A la fin, on aura compris pourquoi Rachid Ghanouchi a consacré trois jours de son temps désormais plus que précieux à visiter les gens d’Alger: dire aux islamistes algériens «que c’est possible», dire aux militaires qu’on ne veut rien exporter chez vous, dire aux deux que les touristes algériens sont les bienvenus chez nous comme il le répètera au siège du MSP, dire au reste du monde qu’il s’agit d’une révolution à l’intérieur de l’islamisme politique, et dire que Bouteflika est mon ami et dire qu’on peut être bon voisin entre des militaires qui ont chassé des islamistes et des islamistes qui prennent la place d’un dictateur chassé par son peuple.

Dans le compte-rendu, les seuls détails qui manquent se sont les conseils de Ghannouchi aux islamistes algériens.

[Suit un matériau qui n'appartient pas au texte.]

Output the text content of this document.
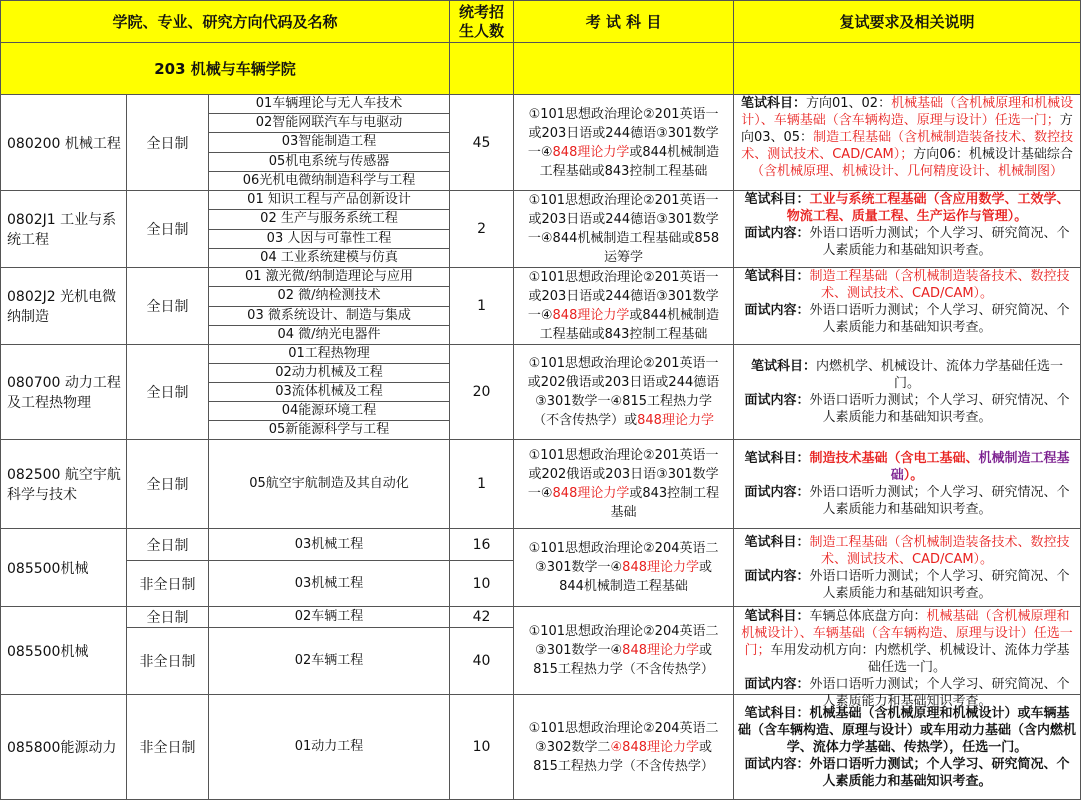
学院、专业、研究方向代码及名称			统考招
生人数	考 试 科 目	复试要求及相关说明
203 机械与车辆学院					
080200 机械工程	全日制	01车辆理论与无人车技术	45	①101思想政治理论②201英语一
或203日语或244德语③301数学
一④848理论力学或844机械制造
工程基础或843控制工程基础	笔试科目：方向01、02：机械基础（含机械原理和机械设计）、车辆基础（含车辆构造、原理与设计）任选一门；方向03、05：制造工程基础（含机械制造装备技术、数控技术、测试技术、CAD/CAM）；方向06：机械设计基础综合（含机械原理、机械设计、几何精度设计、机械制图）

		02智能网联汽车与电驱动			
		03智能制造工程			
		05机电系统与传感器			
		06光机电微纳制造科学与工程			
0802J1 工业与系统工程	全日制	01 知识工程与产品创新设计	2	①101思想政治理论②201英语一
或203日语或244德语③301数学
一④844机械制造工程基础或858
运筹学	笔试科目：工业与系统工程基础（含应用数学、工效学、物流工程、质量工程、生产运作与管理）。
面试内容：外语口语听力测试；个人学习、研究简况、个人素质能力和基础知识考查。

		02 生产与服务系统工程			
		03 人因与可靠性工程			
		04 工业系统建模与仿真			
0802J2 光机电微纳制造	全日制	01 激光微/纳制造理论与应用	1	①101思想政治理论②201英语一
或203日语或244德语③301数学
一④848理论力学或844机械制造
工程基础或843控制工程基础	笔试科目：制造工程基础（含机械制造装备技术、数控技术、测试技术、CAD/CAM）。
面试内容：外语口语听力测试；个人学习、研究简况、个人素质能力和基础知识考查。

		02 微/纳检测技术			
		03 微系统设计、制造与集成			
		04 微/纳光电器件			
080700 动力工程及工程热物理	全日制	01工程热物理	20	①101思想政治理论②201英语一
或202俄语或203日语或244德语
③301数学一④815工程热力学
（不含传热学）或848理论力学	笔试科目：内燃机学、机械设计、流体力学基础任选一门。
面试内容：外语口语听力测试；个人学习、研究情况、个人素质能力和基础知识考查。
		02动力机械及工程			
		03流体机械及工程			
		04能源环境工程			
		05新能源科学与工程			
082500 航空宇航科学与技术	全日制	05航空宇航制造及其自动化	1	①101思想政治理论②201英语一
或202俄语或203日语③301数学
一④848理论力学或843控制工程
基础	笔试科目：制造技术基础（含电工基础、机械制造工程基础）。
面试内容：外语口语听力测试；个人学习、研究情况、个人素质能力和基础知识考查。
085500机械	全日制	03机械工程	16	①101思想政治理论②204英语二
③301数学一④848理论力学或
844机械制造工程基础	笔试科目：制造工程基础（含机械制造装备技术、数控技术、测试技术、CAD/CAM）。
面试内容：外语口语听力测试；个人学习、研究简况、个人素质能力和基础知识考查。
	非全日制	03机械工程	10		
085500机械	全日制	02车辆工程	42	①101思想政治理论②204英语二
③301数学一④848理论力学或
815工程热力学（不含传热学）	笔试科目：车辆总体底盘方向：机械基础（含机械原理和机械设计）、车辆基础（含车辆构造、原理与设计）任选一门；车用发动机方向：内燃机学、机械设计、流体力学基础任选一门。
面试内容：外语口语听力测试；个人学习、研究简况、个人素质能力和基础知识考查。

	非全日制	02车辆工程	40		
085800能源动力	非全日制	01动力工程	10	①101思想政治理论②204英语二
③302数学二④848理论力学或
815工程热力学（不含传热学）	笔试科目：机械基础（含机械原理和机械设计）或车辆基础（含车辆构造、原理与设计）或车用动力基础（含内燃机学、流体力学基础、传热学），任选一门。
面试内容：外语口语听力测试；个人学习、研究简况、个人素质能力和基础知识考查。
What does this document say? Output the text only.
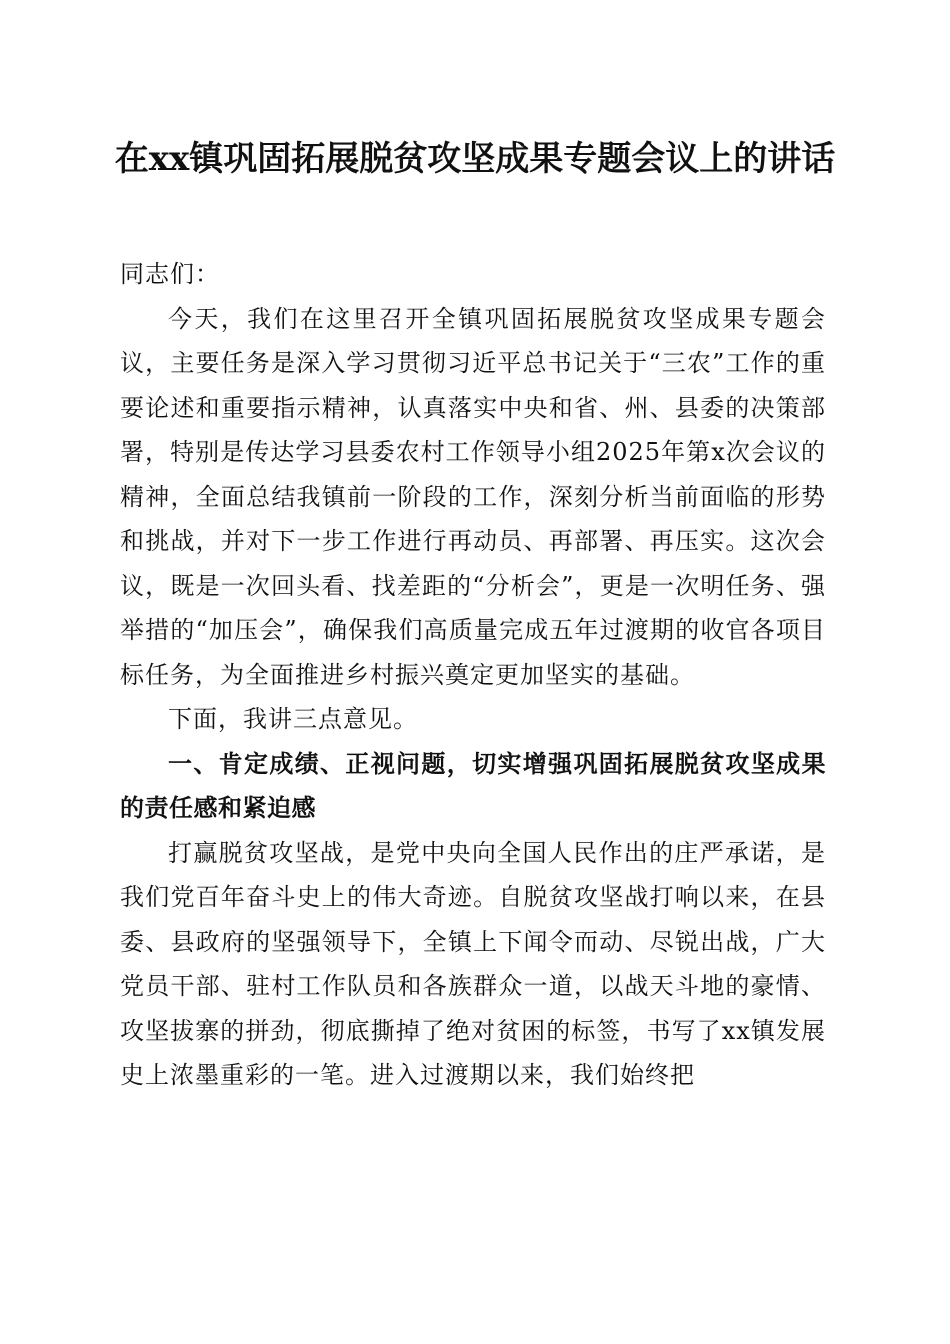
在xx镇巩固拓展脱贫攻坚成果专题会议上的讲话

同志们：

今天，我们在这里召开全镇巩固拓展脱贫攻坚成果专题会议，主要任务是深入学习贯彻习近平总书记关于“三农”工作的重要论述和重要指示精神，认真落实中央和省、州、县委的决策部署，特别是传达学习县委农村工作领导小组2025年第x次会议的精神，全面总结我镇前一阶段的工作，深刻分析当前面临的形势和挑战，并对下一步工作进行再动员、再部署、再压实。这次会议，既是一次回头看、找差距的“分析会”，更是一次明任务、强举措的“加压会”，确保我们高质量完成五年过渡期的收官各项目标任务，为全面推进乡村振兴奠定更加坚实的基础。

下面，我讲三点意见。

一、肯定成绩、正视问题，切实增强巩固拓展脱贫攻坚成果的责任感和紧迫感

打赢脱贫攻坚战，是党中央向全国人民作出的庄严承诺，是我们党百年奋斗史上的伟大奇迹。自脱贫攻坚战打响以来，在县委、县政府的坚强领导下，全镇上下闻令而动、尽锐出战，广大党员干部、驻村工作队员和各族群众一道，以战天斗地的豪情、攻坚拔寨的拼劲，彻底撕掉了绝对贫困的标签，书写了xx镇发展史上浓墨重彩的一笔。进入过渡期以来，我们始终把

On n’en sait rien ou seulement ce que l’on devine: comment on peut prendre le pouvoir sans prendre de risque, faites les élections pas la révolution, «ayez de l’argent, pas des idées»…etc.  

Qu’en pensent les démocrates algériens?

Les démocrates algériens, les victimes des islamistes, les progressistes, les laïcs, les indifférents et les lutteurs d’idées et de classes ont décodé la visite comme un bon cadeau fait aux islamistes par la présidence. Genre: voila les gens que j’aime et que vous devriez aimez un jour, vous le peuple.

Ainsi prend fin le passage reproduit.